No denying that, and no argument there ..... going above 100% render resolution which actually improves the IQ at the cost of performance (hands down, the best AA there is).....Of course, with enough resources, I've got NO PROBLEM with going above 100% render resolution.
It's nice to see you say it, I'm baffled at the lengths some go to either argue better than 100%/native isn't possible, or to not admit it.
It's about native rendering vs upscaling (or rather, reduction scaling!). This is NOT about native rendering vs going above 100% render resolution which actually improves the IQ at the cost of performance (hands down, the best AA there is).
I will NEVER go below 100% render resolution.

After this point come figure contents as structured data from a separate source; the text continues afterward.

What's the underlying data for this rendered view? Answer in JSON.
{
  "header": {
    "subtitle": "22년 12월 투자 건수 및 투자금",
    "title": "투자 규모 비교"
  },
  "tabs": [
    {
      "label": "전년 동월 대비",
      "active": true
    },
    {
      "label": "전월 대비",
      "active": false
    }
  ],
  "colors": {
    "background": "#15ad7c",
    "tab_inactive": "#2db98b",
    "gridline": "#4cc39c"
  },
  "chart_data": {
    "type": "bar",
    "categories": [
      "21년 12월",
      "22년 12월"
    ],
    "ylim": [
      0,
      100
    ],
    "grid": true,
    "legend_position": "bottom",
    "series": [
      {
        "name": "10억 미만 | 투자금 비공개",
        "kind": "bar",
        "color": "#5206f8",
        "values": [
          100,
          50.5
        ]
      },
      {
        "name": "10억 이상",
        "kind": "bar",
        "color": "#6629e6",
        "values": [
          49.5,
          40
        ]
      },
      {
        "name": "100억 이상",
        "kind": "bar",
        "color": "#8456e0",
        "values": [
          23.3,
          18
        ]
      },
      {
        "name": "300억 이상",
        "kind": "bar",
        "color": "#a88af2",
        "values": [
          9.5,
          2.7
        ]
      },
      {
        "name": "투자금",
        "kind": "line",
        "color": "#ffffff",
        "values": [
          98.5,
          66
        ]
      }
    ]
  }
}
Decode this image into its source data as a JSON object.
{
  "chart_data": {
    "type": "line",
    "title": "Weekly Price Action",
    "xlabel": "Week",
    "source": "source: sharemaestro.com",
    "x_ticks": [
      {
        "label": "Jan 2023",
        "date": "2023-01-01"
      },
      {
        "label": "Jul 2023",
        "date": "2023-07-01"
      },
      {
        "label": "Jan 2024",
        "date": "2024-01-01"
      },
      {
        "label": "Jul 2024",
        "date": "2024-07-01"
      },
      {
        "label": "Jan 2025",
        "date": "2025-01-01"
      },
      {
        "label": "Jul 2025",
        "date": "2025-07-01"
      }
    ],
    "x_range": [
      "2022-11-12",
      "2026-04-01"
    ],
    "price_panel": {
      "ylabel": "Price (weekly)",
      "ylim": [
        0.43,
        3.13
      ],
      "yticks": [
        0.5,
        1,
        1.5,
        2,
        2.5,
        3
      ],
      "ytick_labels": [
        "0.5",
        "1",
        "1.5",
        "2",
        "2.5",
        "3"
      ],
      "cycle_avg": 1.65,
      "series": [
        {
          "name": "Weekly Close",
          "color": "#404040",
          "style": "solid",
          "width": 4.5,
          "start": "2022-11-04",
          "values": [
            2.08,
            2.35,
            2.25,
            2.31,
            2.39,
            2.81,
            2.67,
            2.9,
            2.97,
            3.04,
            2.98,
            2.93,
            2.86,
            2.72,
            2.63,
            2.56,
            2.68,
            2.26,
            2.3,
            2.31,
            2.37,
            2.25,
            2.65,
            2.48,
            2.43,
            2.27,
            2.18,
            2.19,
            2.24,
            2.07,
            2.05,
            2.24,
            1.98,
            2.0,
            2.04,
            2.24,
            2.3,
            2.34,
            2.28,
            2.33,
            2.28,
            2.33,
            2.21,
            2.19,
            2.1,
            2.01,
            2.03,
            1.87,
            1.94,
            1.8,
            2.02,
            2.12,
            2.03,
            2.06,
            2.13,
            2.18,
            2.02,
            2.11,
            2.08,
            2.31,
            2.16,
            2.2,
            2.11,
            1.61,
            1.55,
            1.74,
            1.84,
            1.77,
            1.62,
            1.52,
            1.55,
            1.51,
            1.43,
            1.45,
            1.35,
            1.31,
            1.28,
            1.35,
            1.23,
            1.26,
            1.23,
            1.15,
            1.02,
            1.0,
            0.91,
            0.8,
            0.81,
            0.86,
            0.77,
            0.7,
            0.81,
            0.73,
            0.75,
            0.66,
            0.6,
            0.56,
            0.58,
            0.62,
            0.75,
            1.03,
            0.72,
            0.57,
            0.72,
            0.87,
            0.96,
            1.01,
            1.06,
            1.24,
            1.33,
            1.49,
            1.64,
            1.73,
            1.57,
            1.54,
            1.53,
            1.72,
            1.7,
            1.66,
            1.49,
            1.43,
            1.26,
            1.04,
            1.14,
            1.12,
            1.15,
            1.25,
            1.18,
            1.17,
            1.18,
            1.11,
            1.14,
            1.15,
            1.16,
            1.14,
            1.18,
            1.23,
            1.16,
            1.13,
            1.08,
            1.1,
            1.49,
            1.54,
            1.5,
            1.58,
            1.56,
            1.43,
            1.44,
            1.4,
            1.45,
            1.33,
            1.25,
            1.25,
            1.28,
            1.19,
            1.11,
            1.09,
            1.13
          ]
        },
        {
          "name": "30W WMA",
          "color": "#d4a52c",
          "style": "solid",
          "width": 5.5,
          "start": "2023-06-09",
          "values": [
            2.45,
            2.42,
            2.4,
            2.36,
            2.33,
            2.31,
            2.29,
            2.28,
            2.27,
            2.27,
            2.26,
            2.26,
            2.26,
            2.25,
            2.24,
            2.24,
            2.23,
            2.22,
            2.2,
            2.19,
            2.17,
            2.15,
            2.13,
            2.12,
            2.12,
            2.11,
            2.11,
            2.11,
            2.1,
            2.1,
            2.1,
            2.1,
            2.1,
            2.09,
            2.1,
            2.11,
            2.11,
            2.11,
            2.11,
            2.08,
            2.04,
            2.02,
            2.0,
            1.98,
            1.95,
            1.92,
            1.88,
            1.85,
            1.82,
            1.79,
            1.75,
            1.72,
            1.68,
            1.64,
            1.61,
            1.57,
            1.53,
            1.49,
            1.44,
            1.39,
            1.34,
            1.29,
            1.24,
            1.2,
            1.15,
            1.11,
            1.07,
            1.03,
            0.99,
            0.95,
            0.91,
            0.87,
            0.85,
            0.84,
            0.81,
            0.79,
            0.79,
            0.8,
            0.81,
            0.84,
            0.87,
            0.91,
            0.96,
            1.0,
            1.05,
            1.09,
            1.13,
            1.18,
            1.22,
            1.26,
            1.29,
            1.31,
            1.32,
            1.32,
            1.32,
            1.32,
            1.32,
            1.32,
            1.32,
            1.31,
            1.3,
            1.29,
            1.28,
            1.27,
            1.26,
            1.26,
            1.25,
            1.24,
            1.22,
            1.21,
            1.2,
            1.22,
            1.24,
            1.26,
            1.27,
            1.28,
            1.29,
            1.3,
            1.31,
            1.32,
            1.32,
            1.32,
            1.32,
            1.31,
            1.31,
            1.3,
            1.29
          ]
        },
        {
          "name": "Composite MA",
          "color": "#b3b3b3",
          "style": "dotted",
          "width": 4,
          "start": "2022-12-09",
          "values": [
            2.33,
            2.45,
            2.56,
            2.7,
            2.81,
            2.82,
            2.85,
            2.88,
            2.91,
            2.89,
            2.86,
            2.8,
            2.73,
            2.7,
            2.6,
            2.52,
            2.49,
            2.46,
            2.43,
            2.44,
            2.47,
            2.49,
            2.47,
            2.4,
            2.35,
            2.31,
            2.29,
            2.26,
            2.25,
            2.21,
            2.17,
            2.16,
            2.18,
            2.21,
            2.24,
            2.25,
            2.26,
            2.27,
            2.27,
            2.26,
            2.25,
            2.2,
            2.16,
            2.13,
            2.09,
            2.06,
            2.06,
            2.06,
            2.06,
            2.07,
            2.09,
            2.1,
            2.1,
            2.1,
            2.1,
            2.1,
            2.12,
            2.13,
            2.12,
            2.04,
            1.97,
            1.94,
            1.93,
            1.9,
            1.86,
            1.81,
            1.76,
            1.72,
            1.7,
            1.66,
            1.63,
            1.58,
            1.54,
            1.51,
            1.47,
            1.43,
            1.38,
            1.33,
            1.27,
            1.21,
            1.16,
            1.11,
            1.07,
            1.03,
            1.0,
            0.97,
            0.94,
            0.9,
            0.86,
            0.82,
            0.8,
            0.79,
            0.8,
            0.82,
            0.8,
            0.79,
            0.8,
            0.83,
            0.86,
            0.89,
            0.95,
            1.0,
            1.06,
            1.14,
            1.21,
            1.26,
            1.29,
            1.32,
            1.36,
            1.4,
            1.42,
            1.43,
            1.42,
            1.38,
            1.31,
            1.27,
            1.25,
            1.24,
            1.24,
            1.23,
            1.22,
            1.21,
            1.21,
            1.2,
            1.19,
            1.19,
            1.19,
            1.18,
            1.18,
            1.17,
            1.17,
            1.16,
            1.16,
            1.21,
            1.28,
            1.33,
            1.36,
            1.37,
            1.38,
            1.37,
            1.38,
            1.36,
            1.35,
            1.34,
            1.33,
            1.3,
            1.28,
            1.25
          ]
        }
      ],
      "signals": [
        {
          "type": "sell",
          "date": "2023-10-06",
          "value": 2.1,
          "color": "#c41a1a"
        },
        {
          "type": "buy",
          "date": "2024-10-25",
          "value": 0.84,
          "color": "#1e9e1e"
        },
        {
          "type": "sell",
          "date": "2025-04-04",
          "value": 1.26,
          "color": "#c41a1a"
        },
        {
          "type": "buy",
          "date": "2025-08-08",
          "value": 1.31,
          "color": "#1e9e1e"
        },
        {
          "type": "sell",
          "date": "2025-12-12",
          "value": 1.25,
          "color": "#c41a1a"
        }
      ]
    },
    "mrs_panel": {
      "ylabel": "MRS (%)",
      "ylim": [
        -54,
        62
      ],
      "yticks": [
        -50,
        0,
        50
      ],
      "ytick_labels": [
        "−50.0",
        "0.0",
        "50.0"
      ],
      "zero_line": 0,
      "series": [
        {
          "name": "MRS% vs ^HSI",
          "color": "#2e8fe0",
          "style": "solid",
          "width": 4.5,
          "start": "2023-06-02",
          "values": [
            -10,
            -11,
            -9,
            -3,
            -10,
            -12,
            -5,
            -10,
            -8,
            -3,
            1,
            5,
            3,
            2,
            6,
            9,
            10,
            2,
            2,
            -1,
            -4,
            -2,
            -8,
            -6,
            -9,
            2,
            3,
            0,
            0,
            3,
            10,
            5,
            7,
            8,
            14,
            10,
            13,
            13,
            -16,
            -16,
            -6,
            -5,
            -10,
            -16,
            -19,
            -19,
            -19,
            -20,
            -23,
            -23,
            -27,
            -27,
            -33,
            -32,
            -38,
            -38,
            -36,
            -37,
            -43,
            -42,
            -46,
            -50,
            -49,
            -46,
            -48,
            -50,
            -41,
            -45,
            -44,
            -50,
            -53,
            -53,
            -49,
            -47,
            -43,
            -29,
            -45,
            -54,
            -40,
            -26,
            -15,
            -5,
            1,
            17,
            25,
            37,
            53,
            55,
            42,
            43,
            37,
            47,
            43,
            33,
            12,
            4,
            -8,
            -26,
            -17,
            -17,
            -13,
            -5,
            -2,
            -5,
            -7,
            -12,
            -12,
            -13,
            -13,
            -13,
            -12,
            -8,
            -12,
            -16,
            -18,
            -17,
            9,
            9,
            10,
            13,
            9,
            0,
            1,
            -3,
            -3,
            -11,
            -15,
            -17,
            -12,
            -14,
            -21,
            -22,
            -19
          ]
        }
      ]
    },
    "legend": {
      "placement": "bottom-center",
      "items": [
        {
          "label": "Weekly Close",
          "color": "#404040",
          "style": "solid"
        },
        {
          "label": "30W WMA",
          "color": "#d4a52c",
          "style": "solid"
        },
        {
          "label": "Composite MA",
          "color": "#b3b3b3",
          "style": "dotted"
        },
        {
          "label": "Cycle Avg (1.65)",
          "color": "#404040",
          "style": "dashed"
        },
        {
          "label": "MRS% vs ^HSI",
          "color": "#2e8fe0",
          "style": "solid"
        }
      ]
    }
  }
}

That's quite separate to the point I was trying to make about 100%+ / supersampling, which I'm glad can be put to rest now. However, suffice to say there have been games where upscaling has absolutely provided better IQ (will give example below), but I suspect that won't occur much or at all moving forward as upscaling implementations now are
finally including a native AA option like DLAA, FSR Native AA etc - and because those AA solutions are
so much better than TAA, they are of course better than upscaling from lower res. Same algorithm, more data.
My example where upscaling
has provided better IQ goes as follows.
Game AAA releases, it has a rendering pipeline dependent on TAA to not break visual effects, so you
cannot outright disable TAA (or another temporally underpinned AA solution) at all in the game options, the developer made sure of this so their game doesn't look visually broken. The standard TAA that comes in the game has a very blurry resolve and it's own temporal artefacts like smearing and ghosting. The game has also implemented DLSS, and because the standard TAA is
that bad, and the AA algorithm in DLSS is that good, DLSS Quality mode provides superior image quality, higher detail retention, image stability etc.
Article covering some examples here.
However, it is true that DLSS can produce a better than native image, it just depends on the game. At 4K using the Quality mode, for example, we'd say that around 40% of the time DLSS was indeed producing a better than native image. Often this comes down to the native image, on a handful of occasions native rendering wasn't great, likely due to a poor TAA implementation. But on other occasions the native image looks pretty good, it's just that DLSS looks better or has an advantage at times.
Again this is
very unlikely to happen now, as we can use these AA algorithms like FSR native AA/XeSS native AA/DLAA, giving undeniably better results than starting from a lower base resolution, more data so duh, but that above scenario certainly played out in multiple games, because of straight garbage TAA so bad it fumbles, even with craploads more pixels to work with.
Image quality on a given game, on a given monitor/panel is on a spectrum of subnative-through-massively-supersampled, and so because better than native is categorically possible, it's objective to say that it isn't inherently limited to one singular way to achieve that.